Knowing Is Not Saying

Hidden States Encode Epistemic Actions That Prompts Fail to Elicit

NeurIPS 2026 Submission

Abstract

Binary abstention (answer or refuse) conflates fundamentally different epistemic situations into a single response. We formalize the problem as epistemic action selection: a cost-sensitive decision over typed actions {ANSWER, CLARIFY, CHALLENGE_PREMISE, ABSTAIN} under state-conditional utility.

Our headline finding is a within-model extraction failure: a linear probe on Qwen2.5-7B hidden states achieves 99.0% action-selection accuracy (95% CI: [97.0, 100.0]), while the same model prompted directly achieves only 54.5% — a 44.5pp gap on the same queries.
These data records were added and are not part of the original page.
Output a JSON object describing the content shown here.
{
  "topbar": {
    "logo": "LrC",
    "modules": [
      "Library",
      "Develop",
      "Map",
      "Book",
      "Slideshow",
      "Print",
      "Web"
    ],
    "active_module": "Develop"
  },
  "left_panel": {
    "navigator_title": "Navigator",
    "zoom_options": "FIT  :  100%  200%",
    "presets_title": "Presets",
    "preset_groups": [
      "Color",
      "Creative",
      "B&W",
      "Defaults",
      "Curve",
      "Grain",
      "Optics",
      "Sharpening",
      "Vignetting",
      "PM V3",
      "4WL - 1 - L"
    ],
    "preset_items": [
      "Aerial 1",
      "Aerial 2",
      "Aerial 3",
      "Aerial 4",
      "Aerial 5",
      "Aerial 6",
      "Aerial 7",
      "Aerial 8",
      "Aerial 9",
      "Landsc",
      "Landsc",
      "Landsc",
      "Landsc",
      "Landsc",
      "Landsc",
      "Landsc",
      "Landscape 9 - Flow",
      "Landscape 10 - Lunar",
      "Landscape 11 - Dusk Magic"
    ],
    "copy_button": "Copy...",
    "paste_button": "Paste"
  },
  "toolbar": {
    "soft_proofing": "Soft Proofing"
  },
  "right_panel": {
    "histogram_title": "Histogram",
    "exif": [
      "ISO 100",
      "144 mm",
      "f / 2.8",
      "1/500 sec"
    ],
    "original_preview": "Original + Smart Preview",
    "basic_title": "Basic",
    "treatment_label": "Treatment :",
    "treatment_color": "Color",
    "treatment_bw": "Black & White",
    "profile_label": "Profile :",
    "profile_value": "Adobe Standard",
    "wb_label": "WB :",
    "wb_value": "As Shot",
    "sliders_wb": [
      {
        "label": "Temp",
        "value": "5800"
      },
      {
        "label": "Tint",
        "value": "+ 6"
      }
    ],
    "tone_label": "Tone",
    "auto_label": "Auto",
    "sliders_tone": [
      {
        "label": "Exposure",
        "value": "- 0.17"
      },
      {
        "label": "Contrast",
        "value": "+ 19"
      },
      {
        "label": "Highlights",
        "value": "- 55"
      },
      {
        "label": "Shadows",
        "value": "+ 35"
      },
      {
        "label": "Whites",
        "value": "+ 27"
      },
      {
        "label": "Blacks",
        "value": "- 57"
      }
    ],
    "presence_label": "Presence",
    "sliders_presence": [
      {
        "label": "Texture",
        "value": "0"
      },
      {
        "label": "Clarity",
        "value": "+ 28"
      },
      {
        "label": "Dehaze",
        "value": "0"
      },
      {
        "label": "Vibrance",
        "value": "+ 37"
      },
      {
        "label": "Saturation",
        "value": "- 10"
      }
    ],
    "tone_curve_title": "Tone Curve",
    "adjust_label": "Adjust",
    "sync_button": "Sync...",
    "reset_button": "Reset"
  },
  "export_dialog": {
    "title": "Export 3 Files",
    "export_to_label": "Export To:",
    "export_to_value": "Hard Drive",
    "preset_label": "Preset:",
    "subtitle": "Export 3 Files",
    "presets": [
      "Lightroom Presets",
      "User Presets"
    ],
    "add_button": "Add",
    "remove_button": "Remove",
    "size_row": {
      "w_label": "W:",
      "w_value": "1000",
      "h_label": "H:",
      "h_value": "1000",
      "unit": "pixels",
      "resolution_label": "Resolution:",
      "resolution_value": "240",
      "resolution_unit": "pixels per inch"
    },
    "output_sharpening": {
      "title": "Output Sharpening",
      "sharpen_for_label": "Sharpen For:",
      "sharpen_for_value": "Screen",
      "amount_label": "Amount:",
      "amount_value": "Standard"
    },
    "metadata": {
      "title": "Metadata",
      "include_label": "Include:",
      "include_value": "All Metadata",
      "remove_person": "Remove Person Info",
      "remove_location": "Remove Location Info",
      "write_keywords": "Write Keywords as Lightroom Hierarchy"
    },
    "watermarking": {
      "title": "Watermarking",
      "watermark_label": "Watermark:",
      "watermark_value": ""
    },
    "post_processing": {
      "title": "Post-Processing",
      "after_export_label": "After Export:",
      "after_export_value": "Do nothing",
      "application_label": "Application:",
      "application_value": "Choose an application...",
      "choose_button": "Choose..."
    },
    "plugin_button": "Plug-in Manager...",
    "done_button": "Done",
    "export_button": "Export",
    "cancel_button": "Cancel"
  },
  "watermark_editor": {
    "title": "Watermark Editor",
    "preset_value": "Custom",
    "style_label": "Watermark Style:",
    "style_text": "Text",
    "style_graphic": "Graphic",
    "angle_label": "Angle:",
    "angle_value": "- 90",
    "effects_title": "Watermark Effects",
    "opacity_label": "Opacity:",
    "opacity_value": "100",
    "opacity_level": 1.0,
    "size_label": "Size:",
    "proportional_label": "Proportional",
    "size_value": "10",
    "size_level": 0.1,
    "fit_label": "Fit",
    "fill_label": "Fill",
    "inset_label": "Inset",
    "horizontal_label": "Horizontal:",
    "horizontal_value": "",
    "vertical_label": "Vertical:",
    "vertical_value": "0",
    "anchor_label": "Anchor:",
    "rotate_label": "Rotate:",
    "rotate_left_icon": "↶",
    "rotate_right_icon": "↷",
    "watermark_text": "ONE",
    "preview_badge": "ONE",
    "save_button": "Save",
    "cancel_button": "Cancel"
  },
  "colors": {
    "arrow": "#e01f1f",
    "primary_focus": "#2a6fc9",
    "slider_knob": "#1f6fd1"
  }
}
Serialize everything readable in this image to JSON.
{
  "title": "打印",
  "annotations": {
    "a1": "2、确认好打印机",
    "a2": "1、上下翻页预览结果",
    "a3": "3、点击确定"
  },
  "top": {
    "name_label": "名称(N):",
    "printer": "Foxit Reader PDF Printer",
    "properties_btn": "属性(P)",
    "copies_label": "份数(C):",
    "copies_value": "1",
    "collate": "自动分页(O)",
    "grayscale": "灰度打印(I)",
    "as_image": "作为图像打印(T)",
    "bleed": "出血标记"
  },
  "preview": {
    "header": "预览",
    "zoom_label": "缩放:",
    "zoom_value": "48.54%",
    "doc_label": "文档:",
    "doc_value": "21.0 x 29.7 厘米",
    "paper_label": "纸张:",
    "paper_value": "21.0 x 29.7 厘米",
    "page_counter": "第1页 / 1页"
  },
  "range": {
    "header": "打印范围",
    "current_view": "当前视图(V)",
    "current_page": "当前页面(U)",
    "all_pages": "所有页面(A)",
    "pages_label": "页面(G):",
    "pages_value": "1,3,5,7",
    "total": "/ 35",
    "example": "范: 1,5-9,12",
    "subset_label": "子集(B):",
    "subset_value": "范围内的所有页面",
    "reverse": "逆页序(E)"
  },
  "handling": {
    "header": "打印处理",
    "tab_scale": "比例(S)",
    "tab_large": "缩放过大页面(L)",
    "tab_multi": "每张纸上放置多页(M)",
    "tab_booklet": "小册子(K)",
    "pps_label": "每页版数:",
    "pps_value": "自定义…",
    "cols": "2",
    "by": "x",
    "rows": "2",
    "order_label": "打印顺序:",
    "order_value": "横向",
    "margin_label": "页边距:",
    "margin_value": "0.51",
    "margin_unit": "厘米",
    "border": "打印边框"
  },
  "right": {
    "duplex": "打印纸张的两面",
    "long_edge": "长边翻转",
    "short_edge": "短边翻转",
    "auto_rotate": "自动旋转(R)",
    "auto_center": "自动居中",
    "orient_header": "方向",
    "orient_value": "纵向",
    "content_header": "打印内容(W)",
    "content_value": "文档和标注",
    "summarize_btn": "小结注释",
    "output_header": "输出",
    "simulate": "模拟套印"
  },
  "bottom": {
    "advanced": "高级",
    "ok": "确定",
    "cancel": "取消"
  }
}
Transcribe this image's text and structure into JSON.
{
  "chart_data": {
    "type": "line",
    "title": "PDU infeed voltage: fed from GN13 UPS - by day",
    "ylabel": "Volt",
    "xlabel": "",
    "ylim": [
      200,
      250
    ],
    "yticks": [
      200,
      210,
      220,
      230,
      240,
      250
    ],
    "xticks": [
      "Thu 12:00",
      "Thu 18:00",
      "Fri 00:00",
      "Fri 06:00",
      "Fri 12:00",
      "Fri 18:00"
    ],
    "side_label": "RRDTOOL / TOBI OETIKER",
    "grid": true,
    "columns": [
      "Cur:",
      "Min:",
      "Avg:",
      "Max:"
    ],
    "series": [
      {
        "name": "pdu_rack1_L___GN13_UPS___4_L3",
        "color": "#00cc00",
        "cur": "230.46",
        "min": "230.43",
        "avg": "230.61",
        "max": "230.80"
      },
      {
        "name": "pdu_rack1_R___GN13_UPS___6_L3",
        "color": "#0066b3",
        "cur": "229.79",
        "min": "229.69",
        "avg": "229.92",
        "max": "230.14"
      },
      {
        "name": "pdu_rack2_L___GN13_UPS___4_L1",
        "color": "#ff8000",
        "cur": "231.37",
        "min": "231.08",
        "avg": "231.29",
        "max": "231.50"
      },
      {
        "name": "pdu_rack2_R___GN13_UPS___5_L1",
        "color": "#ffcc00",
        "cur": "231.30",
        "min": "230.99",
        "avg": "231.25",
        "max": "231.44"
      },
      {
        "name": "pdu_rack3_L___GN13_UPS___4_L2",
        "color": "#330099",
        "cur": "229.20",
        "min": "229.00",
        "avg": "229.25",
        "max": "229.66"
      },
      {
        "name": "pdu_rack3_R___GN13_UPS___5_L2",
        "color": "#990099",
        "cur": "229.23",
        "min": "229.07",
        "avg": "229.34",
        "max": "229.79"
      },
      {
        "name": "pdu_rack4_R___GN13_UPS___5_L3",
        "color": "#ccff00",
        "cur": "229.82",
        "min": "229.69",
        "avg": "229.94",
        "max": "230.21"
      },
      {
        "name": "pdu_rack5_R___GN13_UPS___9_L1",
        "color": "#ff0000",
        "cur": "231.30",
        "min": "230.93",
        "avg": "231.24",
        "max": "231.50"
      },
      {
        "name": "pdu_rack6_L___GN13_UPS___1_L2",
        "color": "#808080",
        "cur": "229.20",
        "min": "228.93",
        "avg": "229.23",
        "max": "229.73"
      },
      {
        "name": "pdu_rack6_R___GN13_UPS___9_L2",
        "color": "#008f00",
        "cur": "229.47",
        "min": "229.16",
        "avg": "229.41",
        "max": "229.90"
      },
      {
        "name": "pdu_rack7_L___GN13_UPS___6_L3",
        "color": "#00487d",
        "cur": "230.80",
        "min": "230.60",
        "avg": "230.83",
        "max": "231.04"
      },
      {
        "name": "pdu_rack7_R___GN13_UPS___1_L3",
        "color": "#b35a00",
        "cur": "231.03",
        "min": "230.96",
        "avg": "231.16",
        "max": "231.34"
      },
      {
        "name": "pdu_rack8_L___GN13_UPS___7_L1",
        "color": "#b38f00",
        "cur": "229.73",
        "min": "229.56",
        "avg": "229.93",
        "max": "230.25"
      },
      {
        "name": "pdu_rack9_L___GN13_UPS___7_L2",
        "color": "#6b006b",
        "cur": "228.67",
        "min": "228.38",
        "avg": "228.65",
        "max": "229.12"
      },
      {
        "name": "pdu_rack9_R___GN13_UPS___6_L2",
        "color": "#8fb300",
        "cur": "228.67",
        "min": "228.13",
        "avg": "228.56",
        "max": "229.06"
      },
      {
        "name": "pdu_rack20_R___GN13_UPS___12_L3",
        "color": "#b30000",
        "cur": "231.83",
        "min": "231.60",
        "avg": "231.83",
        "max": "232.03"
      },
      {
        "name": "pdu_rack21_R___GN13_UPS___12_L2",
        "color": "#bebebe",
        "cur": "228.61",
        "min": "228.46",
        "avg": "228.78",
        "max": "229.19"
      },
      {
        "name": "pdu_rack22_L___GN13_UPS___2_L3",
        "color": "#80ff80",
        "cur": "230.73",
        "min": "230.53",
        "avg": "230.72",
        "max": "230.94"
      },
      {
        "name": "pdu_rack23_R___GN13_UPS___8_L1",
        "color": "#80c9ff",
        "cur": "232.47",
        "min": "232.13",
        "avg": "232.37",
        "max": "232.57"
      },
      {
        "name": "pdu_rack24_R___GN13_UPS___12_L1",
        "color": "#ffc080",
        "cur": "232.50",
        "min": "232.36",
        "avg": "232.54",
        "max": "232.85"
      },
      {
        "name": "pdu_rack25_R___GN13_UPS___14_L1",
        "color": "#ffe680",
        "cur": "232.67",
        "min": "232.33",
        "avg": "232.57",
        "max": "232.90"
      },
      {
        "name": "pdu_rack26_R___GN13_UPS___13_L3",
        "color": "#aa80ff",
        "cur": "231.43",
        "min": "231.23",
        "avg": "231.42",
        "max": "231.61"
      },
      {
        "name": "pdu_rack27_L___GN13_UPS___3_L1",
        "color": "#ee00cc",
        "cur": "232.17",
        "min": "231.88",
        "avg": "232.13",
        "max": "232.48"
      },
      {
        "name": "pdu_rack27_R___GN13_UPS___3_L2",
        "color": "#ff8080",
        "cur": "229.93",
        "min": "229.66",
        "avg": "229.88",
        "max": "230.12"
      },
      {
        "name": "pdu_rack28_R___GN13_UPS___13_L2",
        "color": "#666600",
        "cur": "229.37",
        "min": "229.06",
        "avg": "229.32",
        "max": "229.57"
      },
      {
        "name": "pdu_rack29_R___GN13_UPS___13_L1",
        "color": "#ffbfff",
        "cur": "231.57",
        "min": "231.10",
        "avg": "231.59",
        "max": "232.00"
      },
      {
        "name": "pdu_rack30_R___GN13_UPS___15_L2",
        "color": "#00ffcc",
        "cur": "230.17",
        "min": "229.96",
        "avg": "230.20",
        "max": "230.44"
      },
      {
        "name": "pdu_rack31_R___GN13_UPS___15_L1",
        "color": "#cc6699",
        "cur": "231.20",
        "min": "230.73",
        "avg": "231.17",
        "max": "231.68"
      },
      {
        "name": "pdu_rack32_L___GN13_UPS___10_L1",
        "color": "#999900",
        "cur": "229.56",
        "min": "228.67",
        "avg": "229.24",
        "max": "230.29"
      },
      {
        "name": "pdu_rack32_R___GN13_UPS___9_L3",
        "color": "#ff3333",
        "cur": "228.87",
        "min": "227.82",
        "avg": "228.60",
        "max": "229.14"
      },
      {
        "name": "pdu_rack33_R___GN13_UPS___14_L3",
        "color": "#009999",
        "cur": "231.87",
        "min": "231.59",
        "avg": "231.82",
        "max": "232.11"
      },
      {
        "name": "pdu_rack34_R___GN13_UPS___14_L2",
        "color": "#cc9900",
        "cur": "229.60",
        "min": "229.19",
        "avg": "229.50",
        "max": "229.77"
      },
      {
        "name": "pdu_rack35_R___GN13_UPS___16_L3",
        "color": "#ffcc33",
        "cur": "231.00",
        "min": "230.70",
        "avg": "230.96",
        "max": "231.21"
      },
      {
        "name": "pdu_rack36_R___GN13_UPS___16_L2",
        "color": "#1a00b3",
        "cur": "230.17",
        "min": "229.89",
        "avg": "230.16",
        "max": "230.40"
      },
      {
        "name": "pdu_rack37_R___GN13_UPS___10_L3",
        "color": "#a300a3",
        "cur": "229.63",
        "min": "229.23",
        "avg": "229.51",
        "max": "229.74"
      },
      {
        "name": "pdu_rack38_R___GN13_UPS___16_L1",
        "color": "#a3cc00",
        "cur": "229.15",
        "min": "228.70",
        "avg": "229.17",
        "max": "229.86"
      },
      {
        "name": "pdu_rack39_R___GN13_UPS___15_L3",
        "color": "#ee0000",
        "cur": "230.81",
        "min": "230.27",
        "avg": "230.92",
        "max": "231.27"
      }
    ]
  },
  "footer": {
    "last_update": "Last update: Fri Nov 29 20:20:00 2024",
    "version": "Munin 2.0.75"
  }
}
The result replicates across 23 decoder models spanning ten architecture families (0.36B–32B parameters; permutation p < 0.001 for all).

Key Results

Method	Exact %	EU
Hidden-state probe	99.0	+8.9
LoRA r=8 (204 examples)	84.8	+5.5
50-shot prompted	77.8	+4.4
DeBERTa-v3-base encoder	96.0	+8.3
Direct prompting	54.5	-2.0
Logprob mapping	51.5	-6.0
Semantic entropy	47.5	-4.2

Controls

10k permutation test: k=0, p < 0.0001
Logit-lens: correct action-token probability < 0.002% at all 29 layers
Lexical ablation: masking top-20 MI n-grams drops accuracy by only 2pp
Grouped CV: 94.2% with zero semantic-cluster overlap (-2.5pp vs standard CV)
Utility sensitivity: probe ranks #1 under mild, default, and severe cost regimes

Repository Structure

.
├── paper/
│   ├── main.tex              # Full paper (NeurIPS 2026 format)
│   ├── references.bib        # Bibliography
│   ├── neurips_2026.sty      # Official NeurIPS 2026 style
│   ├── main.pdf              # Compiled PDF
│   └── figures/              # All figures (PDF + PNG)
├── data/
│   ├── v3_train.json         # Training set (204 examples)
│   ├── v3_test.json          # Held-out test set (99 examples)
│   ├── v3_cal.json           # Calibration set (32 examples)
│   └── benchmark_full.json   # Full benchmark (335 examples)
├── src/
│   ├── gpu_probe_only.py     # Core hidden-state probing pipeline
│   ├── gpu_experiments.py    # Full experiment suite
│   ├── mega_models_v2.py     # 23-model scaling study
│   ├── deberta_baseline.py   # Encoder-only baselines
│   ├── reviewer_experiments.py    # Reviewer-requested: LoRA, logprob, entropy, gen quality
│   ├── reviewer_experiments_v2.py # Few-shot baselines + grouped splits
│   ├── v3_fast.py            # 10k perms, logit-lens, lexical ablation, utility sensitivity
│   ├── evaluate.py           # Metric computation (Exact%, EU, Hard%)
│   ├── build_benchmark.py    # Benchmark construction pipeline
│   └── generate_figures.py   # Figure generation scripts
└── results/                  # Saved experiment outputs

Benchmark

The benchmark contains 335 information-seeking questions spanning five epistemic categories:

Category	Description	Gold Action
Factual	Answerable with a definitive answer	ANSWER
False premise	Contains a flawed or incorrect assumption	CHALLENGE_PREMISE
Underspecified	Ambiguous or missing critical context	CLARIFY
Unknowable	Cannot be reliably answered	ABSTAIN
Complex	Answerable but requires nuanced reasoning	ANSWER

Split: 204 train / 32 calibration / 99 test (stratified by category and difficulty).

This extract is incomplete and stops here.